Wider deployment of pyrolysis, where non-recycled plastics are heated in the absence of oxygen to convert them into valuable fuels and feedstocks, would not only reduce the amount of waste sent to landfills but also generate billions of dollars, according to a new analysis by the American Chemistry Council (ACC). The trade group concluded that rapid development of pyrolysis technology, more commonly known as plastics-to-oil, could contribute $9 billion (£5.6 billion) to the US economy and spawn more than 40,000 domestic jobs.
Two industry leaders in this area are RES Polyflow, based in Ohio, and Cynar, based in London. The technology developed by RES Polyflow takes mixed polymers, without significant sorting or cleaning, and converts them in an oxygen-starved environment to a liquid hydrocarbon, which is then upgraded into ultra low sulfur diesel and naphtha blendstocks, as well as heavy fuel oil. The company has a plant in central Ohio that will be operational in the first quarter of 2016.
‘We are taking a waste stream that is in abundance and readily available in every large city, and turning it into a finished product with a lot of demand, instead of it just going into a landfill,’ says Jay Schabel, the company’s CEO.

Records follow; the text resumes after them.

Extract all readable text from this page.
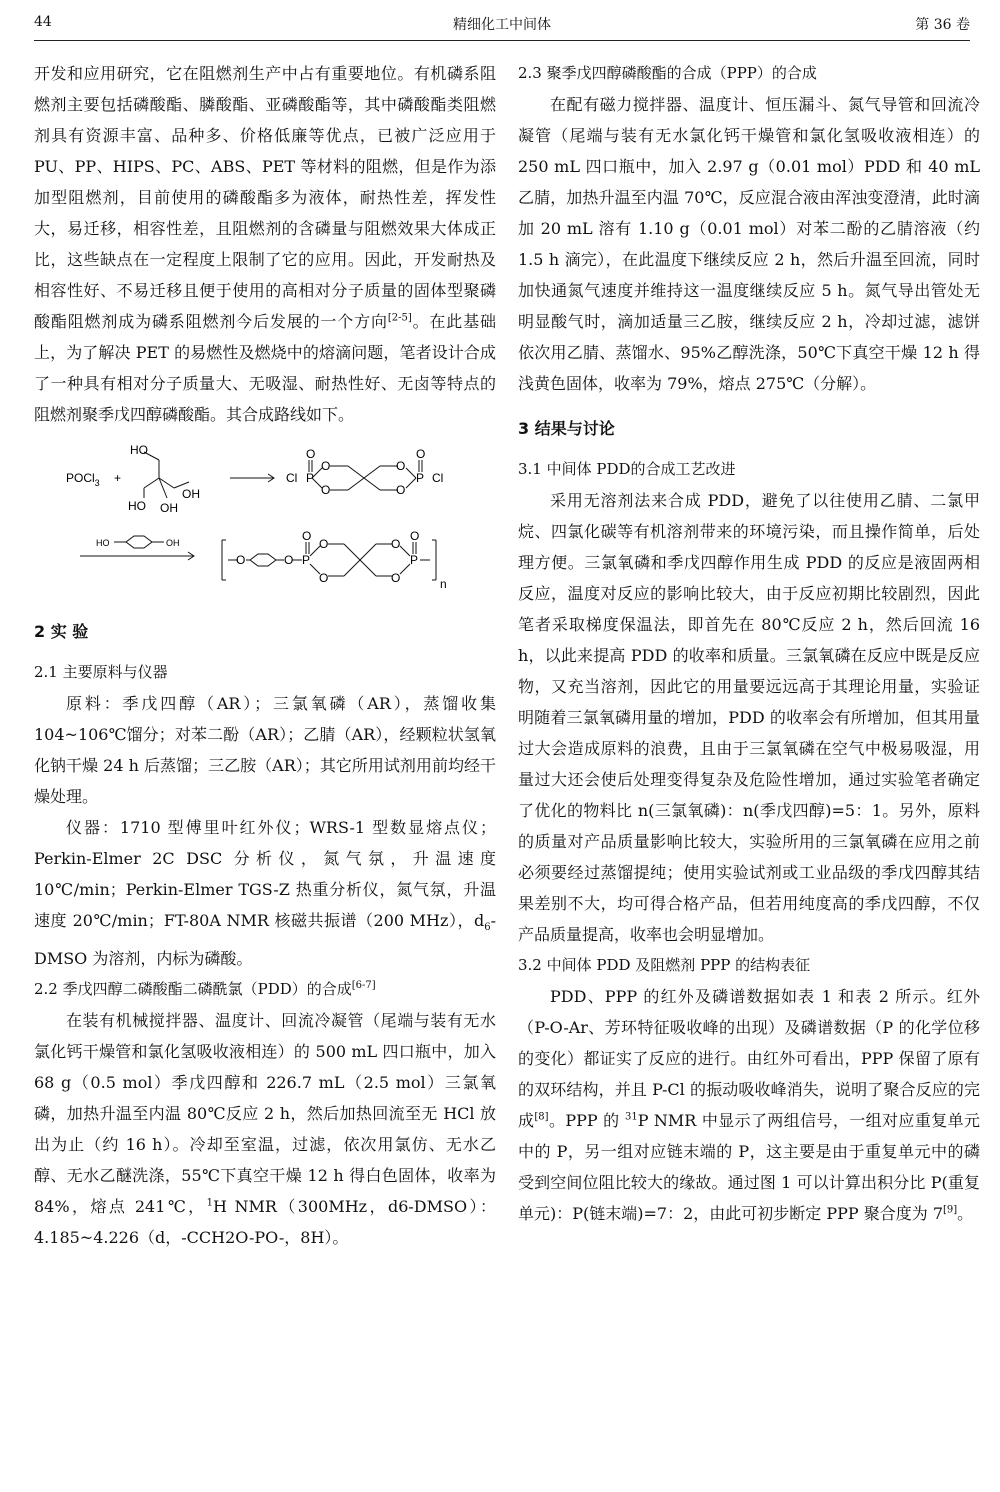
44	精细化工中间体	第 36 卷

开发和应用研究，它在阻燃剂生产中占有重要地位。有机磷系阻燃剂主要包括磷酸酯、膦酸酯、亚磷酸酯等，其中磷酸酯类阻燃剂具有资源丰富、品种多、价格低廉等优点，已被广泛应用于 PU、PP、HIPS、PC、ABS、PET 等材料的阻燃，但是作为添加型阻燃剂，目前使用的磷酸酯多为液体，耐热性差，挥发性大，易迁移，相容性差，且阻燃剂的含磷量与阻燃效果大体成正比，这些缺点在一定程度上限制了它的应用。因此，开发耐热及相容性好、不易迁移且便于使用的高相对分子质量的固体型聚磷酸酯阻燃剂成为磷系阻燃剂今后发展的一个方向[2-5]。在此基础上，为了解决 PET 的易燃性及燃烧中的熔滴问题，笔者设计合成了一种具有相对分子质量大、无吸湿、耐热性好、无卤等特点的阻燃剂聚季戊四醇磷酸酯。其合成路线如下。

POCl$_3$ +
HO
HO
OH
OH
Cl P
O
O
O
O
O
O
P Cl
HO	OH
O	O P
O
O
O
O
O
P
O
n
2 实 验
2.1 主要原料与仪器

原料：季戊四醇（AR）；三氯氧磷（AR），蒸馏收集 104~106℃馏分；对苯二酚（AR）；乙腈（AR），经颗粒状氢氧化钠干燥 24 h 后蒸馏；三乙胺（AR）；其它所用试剂用前均经干燥处理。

仪器：1710 型傅里叶红外仪；WRS-1 型数显熔点仪；Perkin-Elmer 2C DSC 分析仪，氮气氛，升温速度 10℃/min；Perkin-Elmer TGS-Z 热重分析仪，氮气氛，升温速度 20℃/min；FT-80A NMR 核磁共振谱（200 MHz），$d_6$-DMSO 为溶剂，内标为磷酸。

2.2 季戊四醇二磷酸酯二磷酰氯（PDD）的合成[6-7]

在装有机械搅拌器、温度计、回流冷凝管（尾端与装有无水氯化钙干燥管和氯化氢吸收液相连）的 500 mL 四口瓶中，加入 68 g（0.5 mol）季戊四醇和 226.7 mL（2.5 mol）三氯氧磷，加热升温至内温 80℃反应 2 h，然后加热回流至无 HCl 放出为止（约 16 h）。冷却至室温，过滤，依次用氯仿、无水乙醇、无水乙醚洗涤，55℃下真空干燥 12 h 得白色固体，收率为 84%，熔点 241℃，$^1$H NMR（300MHz，d6-DMSO）：4.185~4.226（d，-CCH2O-PO-，8H）。

2.3 聚季戊四醇磷酸酯的合成（PPP）的合成

在配有磁力搅拌器、温度计、恒压漏斗、氮气导管和回流冷凝管（尾端与装有无水氯化钙干燥管和氯化氢吸收液相连）的 250 mL 四口瓶中，加入 2.97 g（0.01 mol）PDD 和 40 mL 乙腈，加热升温至内温 70℃，反应混合液由浑浊变澄清，此时滴加 20 mL 溶有 1.10 g（0.01 mol）对苯二酚的乙腈溶液（约 1.5 h 滴完），在此温度下继续反应 2 h，然后升温至回流，同时加快通氮气速度并维持这一温度继续反应 5 h。氮气导出管处无明显酸气时，滴加适量三乙胺，继续反应 2 h，冷却过滤，滤饼依次用乙腈、蒸馏水、95%乙醇洗涤，50℃下真空干燥 12 h 得浅黄色固体，收率为 79%，熔点 275℃（分解）。

3 结果与讨论
3.1 中间体 PDD的合成工艺改进

采用无溶剂法来合成 PDD，避免了以往使用乙腈、二氯甲烷、四氯化碳等有机溶剂带来的环境污染，而且操作简单，后处理方便。三氯氧磷和季戊四醇作用生成 PDD 的反应是液固两相反应，温度对反应的影响比较大，由于反应初期比较剧烈，因此笔者采取梯度保温法，即首先在 80℃反应 2 h，然后回流 16 h，以此来提高 PDD 的收率和质量。三氯氧磷在反应中既是反应物，又充当溶剂，因此它的用量要远远高于其理论用量，实验证明随着三氯氧磷用量的增加，PDD 的收率会有所增加，但其用量过大会造成原料的浪费，且由于三氯氧磷在空气中极易吸湿，用量过大还会使后处理变得复杂及危险性增加，通过实验笔者确定了优化的物料比 n(三氯氧磷)：n(季戊四醇)=5：1。另外，原料的质量对产品质量影响比较大，实验所用的三氯氧磷在应用之前必须要经过蒸馏提纯；使用实验试剂或工业品级的季戊四醇其结果差别不大，均可得合格产品，但若用纯度高的季戊四醇，不仅产品质量提高，收率也会明显增加。

3.2 中间体 PDD 及阻燃剂 PPP 的结构表征

PDD、PPP 的红外及磷谱数据如表 1 和表 2 所示。红外（P-O-Ar、芳环特征吸收峰的出现）及磷谱数据（P 的化学位移的变化）都证实了反应的进行。由红外可看出，PPP 保留了原有的双环结构，并且 P-Cl 的振动吸收峰消失，说明了聚合反应的完成[8]。PPP 的 $^{31}$P NMR 中显示了两组信号，一组对应重复单元中的 P，另一组对应链末端的 P，这主要是由于重复单元中的磷受到空间位阻比较大的缘故。通过图 1 可以计算出积分比 P(重复单元)：P(链末端)=7：2，由此可初步断定 PPP 聚合度为 7[9]。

When operating at full capacity each unit handles 60 tonnes of polymer per day, which equates to 1.4 million litres per year of transportation fuel. The technology can be simply scaled up by adding on units. ‘In an area the size of Cleveland, Ohio, you could easily have eight of these units operating, taking 20% of the waste polymers,’ says Schabel.
Meanwhile, Cynar’s technology pre-processes unrecyclable plastics, shreds them and loads them into the main pyrolysis chamber. There the plastic is turned into vapours that are converted into lite oil and raw diesel that is further refined to produce diesel, kerosene and more lite oil.

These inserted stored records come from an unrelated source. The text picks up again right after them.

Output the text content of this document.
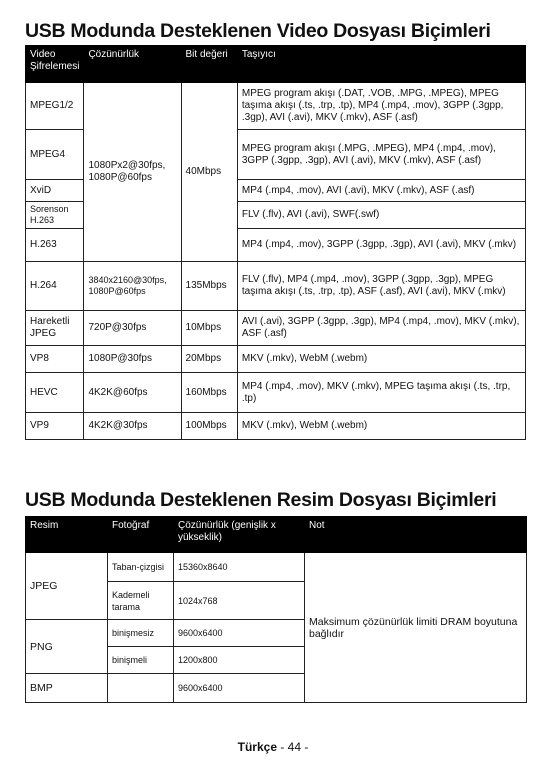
USB Modunda Desteklenen Video Dosyası Biçimleri
Video Şifrelemesi	Çözünürlük	Bit değeri	Taşıyıcı
MPEG1/2	1080Px2@30fps, 1080P@60fps	40Mbps	MPEG program akışı (.DAT, .VOB, .MPG, .MPEG), MPEG taşıma akışı (.ts, .trp, .tp), MP4 (.mp4, .mov), 3GPP (.3gpp, .3gp), AVI (.avi), MKV (.mkv), ASF (.asf)
MPEG4			MPEG program akışı (.MPG, .MPEG), MP4 (.mp4, .mov), 3GPP (.3gpp, .3gp), AVI (.avi), MKV (.mkv), ASF (.asf)
XviD			MP4 (.mp4, .mov), AVI (.avi), MKV (.mkv), ASF (.asf)
Sorenson H.263			FLV (.flv), AVI (.avi), SWF(.swf)
H.263			MP4 (.mp4, .mov), 3GPP (.3gpp, .3gp), AVI (.avi), MKV (.mkv)
H.264	3840x2160@30fps, 1080P@60fps	135Mbps	FLV (.flv), MP4 (.mp4, .mov), 3GPP (.3gpp, .3gp), MPEG taşıma akışı (.ts, .trp, .tp), ASF (.asf), AVI (.avi), MKV (.mkv)
Hareketli JPEG	720P@30fps	10Mbps	AVI (.avi), 3GPP (.3gpp, .3gp), MP4 (.mp4, .mov), MKV (.mkv), ASF (.asf)
VP8	1080P@30fps	20Mbps	MKV (.mkv), WebM (.webm)
HEVC	4K2K@60fps	160Mbps	MP4 (.mp4, .mov), MKV (.mkv), MPEG taşıma akışı (.ts, .trp, .tp)
VP9	4K2K@30fps	100Mbps	MKV (.mkv), WebM (.webm)
USB Modunda Desteklenen Resim Dosyası Biçimleri
Resim	Fotoğraf	Çözünürlük (genişlik x yükseklik)	Not
JPEG	Taban-çizgisi	15360x8640	Maksimum çözünürlük limiti DRAM boyutuna bağlıdır
	Kademeli tarama	1024x768	
PNG	binişmesiz	9600x6400	
	binişmeli	1200x800	
BMP		9600x6400	
Türkçe - 44 -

The company’s first demonstration plant was built in Ireland in 2008 with a 10 tonne per day capacity, but that capacity has since doubled. Cynar has almost completed another plant in Almeria, Spain, and has also just started building a plant in Seville, Spain. In addition, Cynar signed a contract last year with Plastic Energy America SL, to develop more plants in Florida, as well as Central and South America.
Cynar is gearing up for the increase in orders that it has received. The company estimates that the number of people it employs has roughly doubled in the last year. ‘The next few years are going to be busy,’ says Cynar’s environmental policy manager, Laura Deeks. ‘The technology is working, we have seen it work. It’s ready to hit the market now.’
Correction: The story was updated on 15 October 2014 as Cynar no longer operates a plant in Bristol and has only just started building its Seville plant.